Więc w skrócie: są założone na razie trzy warzywniki, każdy prowadzony w trochę inny sposób, więc mamy materiał porównawczy różnych sposobów uprawy warzyw.

Przy kuchni



 Pod stodołą



Tradycyjny powstaje w miejscu przedwojennego warzywnika.
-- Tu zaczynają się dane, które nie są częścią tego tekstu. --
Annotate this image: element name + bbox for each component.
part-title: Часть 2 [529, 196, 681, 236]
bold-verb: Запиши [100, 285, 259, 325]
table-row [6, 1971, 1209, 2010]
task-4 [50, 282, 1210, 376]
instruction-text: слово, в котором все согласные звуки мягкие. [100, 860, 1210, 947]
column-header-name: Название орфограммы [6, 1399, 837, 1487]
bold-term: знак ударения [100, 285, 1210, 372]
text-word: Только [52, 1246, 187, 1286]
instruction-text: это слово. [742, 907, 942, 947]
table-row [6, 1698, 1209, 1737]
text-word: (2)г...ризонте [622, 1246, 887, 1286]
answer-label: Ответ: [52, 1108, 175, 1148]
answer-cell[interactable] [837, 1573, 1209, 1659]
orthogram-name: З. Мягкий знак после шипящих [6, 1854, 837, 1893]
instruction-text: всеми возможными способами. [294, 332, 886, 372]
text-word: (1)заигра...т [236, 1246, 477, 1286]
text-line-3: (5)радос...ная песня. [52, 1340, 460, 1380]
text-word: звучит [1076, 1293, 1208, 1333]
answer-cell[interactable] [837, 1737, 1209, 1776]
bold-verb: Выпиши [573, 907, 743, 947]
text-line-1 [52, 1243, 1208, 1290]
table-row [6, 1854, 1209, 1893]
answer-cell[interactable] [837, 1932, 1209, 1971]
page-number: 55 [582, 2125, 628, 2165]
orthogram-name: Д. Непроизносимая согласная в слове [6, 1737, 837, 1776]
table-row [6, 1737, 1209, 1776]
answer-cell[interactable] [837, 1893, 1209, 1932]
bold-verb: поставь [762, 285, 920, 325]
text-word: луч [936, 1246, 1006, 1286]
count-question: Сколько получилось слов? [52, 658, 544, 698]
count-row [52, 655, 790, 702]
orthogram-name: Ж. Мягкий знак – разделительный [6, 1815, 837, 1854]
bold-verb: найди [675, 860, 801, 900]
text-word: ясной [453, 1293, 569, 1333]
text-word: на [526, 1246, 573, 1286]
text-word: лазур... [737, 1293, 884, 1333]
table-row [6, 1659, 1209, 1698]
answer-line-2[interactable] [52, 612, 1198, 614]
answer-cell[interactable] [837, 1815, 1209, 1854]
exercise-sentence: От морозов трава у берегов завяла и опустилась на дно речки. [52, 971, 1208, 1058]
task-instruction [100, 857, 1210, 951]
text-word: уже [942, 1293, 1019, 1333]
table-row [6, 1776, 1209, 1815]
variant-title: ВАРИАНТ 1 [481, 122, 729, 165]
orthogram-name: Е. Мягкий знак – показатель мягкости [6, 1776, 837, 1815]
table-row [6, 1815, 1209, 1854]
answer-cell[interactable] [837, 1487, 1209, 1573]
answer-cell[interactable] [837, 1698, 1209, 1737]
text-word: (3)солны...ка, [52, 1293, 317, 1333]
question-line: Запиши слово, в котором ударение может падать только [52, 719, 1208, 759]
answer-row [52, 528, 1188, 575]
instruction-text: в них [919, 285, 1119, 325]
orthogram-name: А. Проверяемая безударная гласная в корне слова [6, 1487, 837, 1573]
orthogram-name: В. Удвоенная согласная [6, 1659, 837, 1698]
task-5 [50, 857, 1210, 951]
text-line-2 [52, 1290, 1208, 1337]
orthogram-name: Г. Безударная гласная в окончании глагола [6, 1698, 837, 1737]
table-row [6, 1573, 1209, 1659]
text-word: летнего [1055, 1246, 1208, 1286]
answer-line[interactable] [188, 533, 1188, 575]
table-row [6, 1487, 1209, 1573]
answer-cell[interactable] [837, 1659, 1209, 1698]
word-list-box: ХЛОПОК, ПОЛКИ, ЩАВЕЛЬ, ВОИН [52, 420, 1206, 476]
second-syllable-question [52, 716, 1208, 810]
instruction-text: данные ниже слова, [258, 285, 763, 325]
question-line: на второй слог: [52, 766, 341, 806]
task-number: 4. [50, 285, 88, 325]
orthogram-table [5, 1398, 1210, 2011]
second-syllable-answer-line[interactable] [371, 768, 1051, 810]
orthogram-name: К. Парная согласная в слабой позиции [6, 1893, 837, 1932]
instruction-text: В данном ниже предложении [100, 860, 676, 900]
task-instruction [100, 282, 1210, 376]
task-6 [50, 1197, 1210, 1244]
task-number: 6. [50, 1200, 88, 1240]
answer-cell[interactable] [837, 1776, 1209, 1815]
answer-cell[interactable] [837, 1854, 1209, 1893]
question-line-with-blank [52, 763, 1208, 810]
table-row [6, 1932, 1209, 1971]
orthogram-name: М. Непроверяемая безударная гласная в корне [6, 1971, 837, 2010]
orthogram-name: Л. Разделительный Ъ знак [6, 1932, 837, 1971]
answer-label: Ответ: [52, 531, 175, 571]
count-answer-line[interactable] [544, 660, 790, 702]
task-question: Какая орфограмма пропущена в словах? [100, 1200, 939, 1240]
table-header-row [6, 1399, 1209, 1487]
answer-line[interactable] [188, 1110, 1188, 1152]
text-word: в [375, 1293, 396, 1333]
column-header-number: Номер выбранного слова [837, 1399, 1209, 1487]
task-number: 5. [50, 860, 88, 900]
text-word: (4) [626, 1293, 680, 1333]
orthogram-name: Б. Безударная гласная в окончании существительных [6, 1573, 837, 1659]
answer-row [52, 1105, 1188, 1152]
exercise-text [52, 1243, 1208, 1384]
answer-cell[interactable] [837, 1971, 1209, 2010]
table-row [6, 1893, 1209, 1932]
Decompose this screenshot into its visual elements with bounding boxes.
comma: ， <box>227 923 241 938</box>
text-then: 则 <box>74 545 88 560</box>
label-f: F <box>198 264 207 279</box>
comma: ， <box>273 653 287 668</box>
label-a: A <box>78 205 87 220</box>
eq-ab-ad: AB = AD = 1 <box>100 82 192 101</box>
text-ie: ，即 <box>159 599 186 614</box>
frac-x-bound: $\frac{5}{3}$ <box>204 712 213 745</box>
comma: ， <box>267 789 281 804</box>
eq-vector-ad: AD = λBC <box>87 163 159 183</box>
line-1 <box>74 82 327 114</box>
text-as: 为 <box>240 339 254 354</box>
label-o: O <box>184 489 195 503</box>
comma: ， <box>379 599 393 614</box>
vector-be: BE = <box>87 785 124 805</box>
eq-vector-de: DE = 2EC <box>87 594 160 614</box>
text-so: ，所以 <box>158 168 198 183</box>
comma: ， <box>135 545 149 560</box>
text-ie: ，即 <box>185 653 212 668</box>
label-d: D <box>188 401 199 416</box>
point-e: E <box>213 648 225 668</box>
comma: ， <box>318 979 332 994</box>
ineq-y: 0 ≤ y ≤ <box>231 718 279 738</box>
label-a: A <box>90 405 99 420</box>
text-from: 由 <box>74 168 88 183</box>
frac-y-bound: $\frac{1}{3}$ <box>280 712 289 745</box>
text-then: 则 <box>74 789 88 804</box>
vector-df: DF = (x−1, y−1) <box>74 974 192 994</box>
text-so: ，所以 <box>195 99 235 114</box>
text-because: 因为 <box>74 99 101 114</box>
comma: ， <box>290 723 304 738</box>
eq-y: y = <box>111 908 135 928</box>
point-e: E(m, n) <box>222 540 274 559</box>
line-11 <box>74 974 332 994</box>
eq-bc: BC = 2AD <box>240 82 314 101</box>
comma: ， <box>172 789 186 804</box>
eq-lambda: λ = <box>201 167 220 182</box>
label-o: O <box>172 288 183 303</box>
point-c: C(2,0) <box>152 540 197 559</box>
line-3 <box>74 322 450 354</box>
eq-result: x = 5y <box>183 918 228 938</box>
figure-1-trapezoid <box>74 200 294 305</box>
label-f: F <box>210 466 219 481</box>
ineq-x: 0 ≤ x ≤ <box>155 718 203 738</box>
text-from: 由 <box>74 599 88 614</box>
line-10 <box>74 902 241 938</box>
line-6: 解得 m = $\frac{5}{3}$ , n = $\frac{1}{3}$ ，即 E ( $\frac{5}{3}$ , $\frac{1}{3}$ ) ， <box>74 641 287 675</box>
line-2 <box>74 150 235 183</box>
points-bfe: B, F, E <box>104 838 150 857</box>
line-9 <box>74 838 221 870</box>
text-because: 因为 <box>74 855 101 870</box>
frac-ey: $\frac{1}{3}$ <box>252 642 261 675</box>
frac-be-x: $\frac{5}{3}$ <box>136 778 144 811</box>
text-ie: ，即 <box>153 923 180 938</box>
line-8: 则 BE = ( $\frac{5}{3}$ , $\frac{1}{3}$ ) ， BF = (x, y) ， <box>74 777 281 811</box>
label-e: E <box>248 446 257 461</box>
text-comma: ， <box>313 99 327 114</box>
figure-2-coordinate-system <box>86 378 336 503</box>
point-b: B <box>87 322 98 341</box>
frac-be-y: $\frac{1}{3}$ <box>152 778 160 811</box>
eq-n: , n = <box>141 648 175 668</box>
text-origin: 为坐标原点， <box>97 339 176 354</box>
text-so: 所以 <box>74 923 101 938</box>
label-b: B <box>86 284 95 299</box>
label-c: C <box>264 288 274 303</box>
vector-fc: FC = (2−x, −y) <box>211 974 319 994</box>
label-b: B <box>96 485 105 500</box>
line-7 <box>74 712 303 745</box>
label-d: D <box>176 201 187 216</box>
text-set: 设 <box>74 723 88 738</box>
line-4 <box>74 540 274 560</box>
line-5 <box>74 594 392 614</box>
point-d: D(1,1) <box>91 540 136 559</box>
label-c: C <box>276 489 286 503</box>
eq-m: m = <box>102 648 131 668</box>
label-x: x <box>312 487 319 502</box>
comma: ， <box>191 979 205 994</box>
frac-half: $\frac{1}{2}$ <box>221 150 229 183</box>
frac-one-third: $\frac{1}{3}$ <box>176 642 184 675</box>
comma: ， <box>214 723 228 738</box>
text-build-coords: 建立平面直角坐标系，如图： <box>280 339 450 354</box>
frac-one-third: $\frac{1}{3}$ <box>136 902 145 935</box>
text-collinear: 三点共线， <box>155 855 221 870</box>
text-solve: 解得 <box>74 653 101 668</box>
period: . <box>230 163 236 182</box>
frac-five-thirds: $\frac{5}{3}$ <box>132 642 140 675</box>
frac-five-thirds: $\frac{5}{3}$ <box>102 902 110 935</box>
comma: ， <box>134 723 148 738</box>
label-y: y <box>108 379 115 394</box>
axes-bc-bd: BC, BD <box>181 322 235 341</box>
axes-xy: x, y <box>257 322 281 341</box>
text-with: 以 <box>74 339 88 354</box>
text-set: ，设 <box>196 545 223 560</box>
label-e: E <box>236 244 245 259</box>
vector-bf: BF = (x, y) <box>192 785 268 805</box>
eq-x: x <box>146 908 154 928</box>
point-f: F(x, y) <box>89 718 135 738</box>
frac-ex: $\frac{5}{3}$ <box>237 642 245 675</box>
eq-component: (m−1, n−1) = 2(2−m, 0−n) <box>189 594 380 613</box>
Pierwsze wnioski z porównywania różnych metod uprawy warzyw można już wyciągnąć po tym pierwszym sezonie, ale o tym napiszę następnym razem.





16 komentarzy:

  1. Zmęczenie materiału może dopaść każdego. Wcale się nie dziwię, że i Was dopadł bo ogrom pracy jaki macie za sobą wzbudza podziw. Pierzasta historia przezabawna. Wspaniale prezentuje się cała zieleń - ja tam uwielbiam wybujałe kosmosy, to lato wyjątkowo im służyło :). Perlice w locie powaliły.. Pozdrawiam

    OdpowiedzUsuń
    Odpowiedzi
    1. Dziękuję za miłe słowa :)
      A perlice są niesamowite z tym ich podejściem do życia "chcę, ale się boję". Wchodzą do kuchni, a kiedy nas zobaczą uciekają z dzikim wrzaskiem.

      Usuń
  2. Przecież nie wszystko trzeba zrobić od razu... A to, co już zostało zrobione, jest wspaniałe! Te drzwi z kamiennym obramowaniem - bajeczne!

    OdpowiedzUsuń
    Odpowiedzi
    1. Cieszę się, że się podobają. Nam też :)))
      Ale ile godzin pracy nas kosztowały, to temat na osobną historię.

      Usuń
  3. "Mam dość" dopada mnie kilka razy w tygodniu :), ale co tam , za chwile przechodzi i zabieram sie do pracy. Dzisiaj piaskowałem kolejny fragment elewacji. I tak do końca tygodnia. Potem weekend we Wrocławiu i w poniedziałek na wieś. A we Wrocławiu odpoczynek, bo na wsi mam jak na razie tylko kominek i jest chłodno to i odpocząc trudno. Jak ukończe remont to na zime mam pracownie i moje szkła. Moja pasja. A Wy ? Co robicie zima ? pozdrawiam :). Ps . ładnie wyszedł wam dom. Trza sie nim cieszyć :)

    OdpowiedzUsuń
    Odpowiedzi
    1. Dzielny jesteś, podziwiamy!
      Dopóki ziemię nie skuje solidny mróz, będę nadal ryć w ziemi, a M opętało odnawianie mebli, które nie wyglądają na takie, które da się odnowić ;) Może wkrótce w kuchni wreszcie stanie kredens. Mam nadzieję.

      Usuń
  4. Ten komentarz został usunięty przez autora.

    OdpowiedzUsuń
  5. Cóż innego możemy rzec - jak widać nie ma tego złego:)
    Wygląda na to, że reanimowanie zapału idzie Wam świetnie, z pewnością powrócicie szybko do dawnego tempa.

    OdpowiedzUsuń
    Odpowiedzi
    1. Oby nie ;))) Jeżeli da się już mieszkać, to nie mamy gdzie się spieszyć, ufff

      Usuń
  6. Podziwiamy i "kukamy" razem z kurkami :)

    OdpowiedzUsuń
  7. No takich drzwi wejściowych tylko pozazdrościć!! naprawdę piękne. Kolor też taki jak lubimy. My nie mieliśmy szczęścia poznać oryginalnych, a na używki do renowacji nie udało nam się trafić w odpowiednim czasie więc jest jak jest. Muszę przyznać, że zrobiłem sobie ostatnio retrospekcję Twoich postów i przypomniałem wszystkie etapy renowacji. Tylko ten kto to przerobił wie co to oznacza ;) Naprawdę szacun!! A menażeria pierwsza klasa.
    Pzdr. MiW
    PS mielibyśmy małe pytanko na priva odnośnie piaskowania jakbyś mogła napisać do nas:)

    OdpowiedzUsuń
  8. A po co komu pokoje gościnne, jak takie warzywniki się ma?! Ja jestem zakochana w tym Waszym przy kuchni. Jak z obrazka normalnie!

    OdpowiedzUsuń
  9. Latem też miałam takie wrażenie, nie mogłam się napatrzeć :)))

    OdpowiedzUsuń
  10. Ja na nic nierobienie decyduję się z zasady zimą. Mogę wtedy odpocząć od remontu, zająć się innymi ważnymi elementami mojego życia. Dzięki temu już wczesną wiosną z nową energią i zapałem zapieram się do prac remontowych. W przyszłym sezonie planowana jest renowacja elewacji.